Espedito, autocentrado e com uma racionalidade ímpar, resolveu ter só um filho. Ele adquiriu tudo o que o dinheiro poderia comprar para ajudar no desenvolvimento do seu descendente. Mesmo com a ausência de talento e esforço, a criança contou com a herança e a rede de contatos dos pais para prosperar.
Já Espeditiano, com sua personalidade leve, resolveu aproveitar os prazeres da vida. No final, acabou tendo quatro filhas. Apesar de talentosas, um conjunto de restrições limitou seus progressos.
Nas futuras gerações, independentemente do nível de esforço individual, os descendentes de Espedito tenderão a acumular maior poder financeiro e político, deixando assim a linhagem de Espeditiano cada vez mais para trás.
Desse modo, observe que as oportunidades das crianças têm uma relação direta não só com as condições socioeconômicas contemporâneas mas também com as escolhas e trajetórias dos pais. O componente considerado injusto da desigualdade surge devido ao fato de que circunstâncias fora do controle do indivíduo acabam ditando parte dos resultados alcançados.

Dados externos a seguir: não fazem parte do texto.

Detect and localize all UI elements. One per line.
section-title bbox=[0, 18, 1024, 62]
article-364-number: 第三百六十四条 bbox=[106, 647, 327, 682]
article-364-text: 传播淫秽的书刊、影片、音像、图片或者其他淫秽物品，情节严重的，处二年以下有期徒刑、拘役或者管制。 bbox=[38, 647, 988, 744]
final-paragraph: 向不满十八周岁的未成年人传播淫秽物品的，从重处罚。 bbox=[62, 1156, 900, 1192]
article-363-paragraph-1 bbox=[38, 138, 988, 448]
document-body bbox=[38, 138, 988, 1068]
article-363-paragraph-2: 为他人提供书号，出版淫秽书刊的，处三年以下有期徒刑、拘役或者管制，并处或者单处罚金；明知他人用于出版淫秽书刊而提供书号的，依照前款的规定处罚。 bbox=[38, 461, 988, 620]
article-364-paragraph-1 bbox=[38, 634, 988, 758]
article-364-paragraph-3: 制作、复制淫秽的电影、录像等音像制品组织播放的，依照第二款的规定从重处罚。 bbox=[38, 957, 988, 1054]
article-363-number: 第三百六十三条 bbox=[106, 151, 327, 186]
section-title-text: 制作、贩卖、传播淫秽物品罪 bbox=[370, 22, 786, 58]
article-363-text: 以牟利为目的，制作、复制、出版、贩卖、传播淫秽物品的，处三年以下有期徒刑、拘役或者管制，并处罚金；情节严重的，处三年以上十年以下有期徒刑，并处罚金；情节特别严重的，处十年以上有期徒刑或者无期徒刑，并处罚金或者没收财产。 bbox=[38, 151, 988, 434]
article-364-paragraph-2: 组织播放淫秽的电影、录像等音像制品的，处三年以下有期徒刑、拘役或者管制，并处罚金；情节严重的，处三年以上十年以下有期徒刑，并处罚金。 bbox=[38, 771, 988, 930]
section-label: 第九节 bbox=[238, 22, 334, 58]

Mais especificamente, estima-se que entre 10% e 37% da desigualdade de renda brasileira poderia ser explicada por circunstâncias como escolaridade e ocupação dos pais, raça e região do nascimento ("Inequality of opportunity in Brazil", 2007).
Nesse cenário, o recorrente bloqueio das aspirações de um indivíduo por motivos que estão fora do seu controle pode virar uma poderosa fonte de conflitos sociais e distorções. Se o objetivo de um país for promover a eficiência econômica e estabilidade social, é fundamental criar mecanismos para procurar equalizar as oportunidades de desenvolvimento da população.
Em qualquer lugar do mundo, existe uma tendência de os ricos terem meios de preservar suas vantagens e transmiti-las para os seus filhos. Entretanto, no caso brasileiro, o que chama a atenção é a dimensão e a naturalidade com que isso ocorre.
Para construir uma sociedade mais justa, é essencial que os resultados alcançados sejam frutos do talento e esforço individuais. O contexto familiar em que a pessoa está inserida não deveria ter um papel significativo. Desse modo, além de avançar na criação e desenvolvimento de melhores políticas sociais, o expressivo privilégio herdado deve ser contido.
O título é uma homenagem à música "Morro Velho", de Milton Nascimento. Além disso, Espedito é o nome do meu pai, e Espeditiano, o do seu irmão gêmeo. Usar os nomes deles aqui foi uma forma que encontrei de fazer uma homenagem para esses dois grandes homens que nasceram no sertão nordestino. Ao contrário da ilustração da coluna, eles tiveram uma juventude repleta de privações.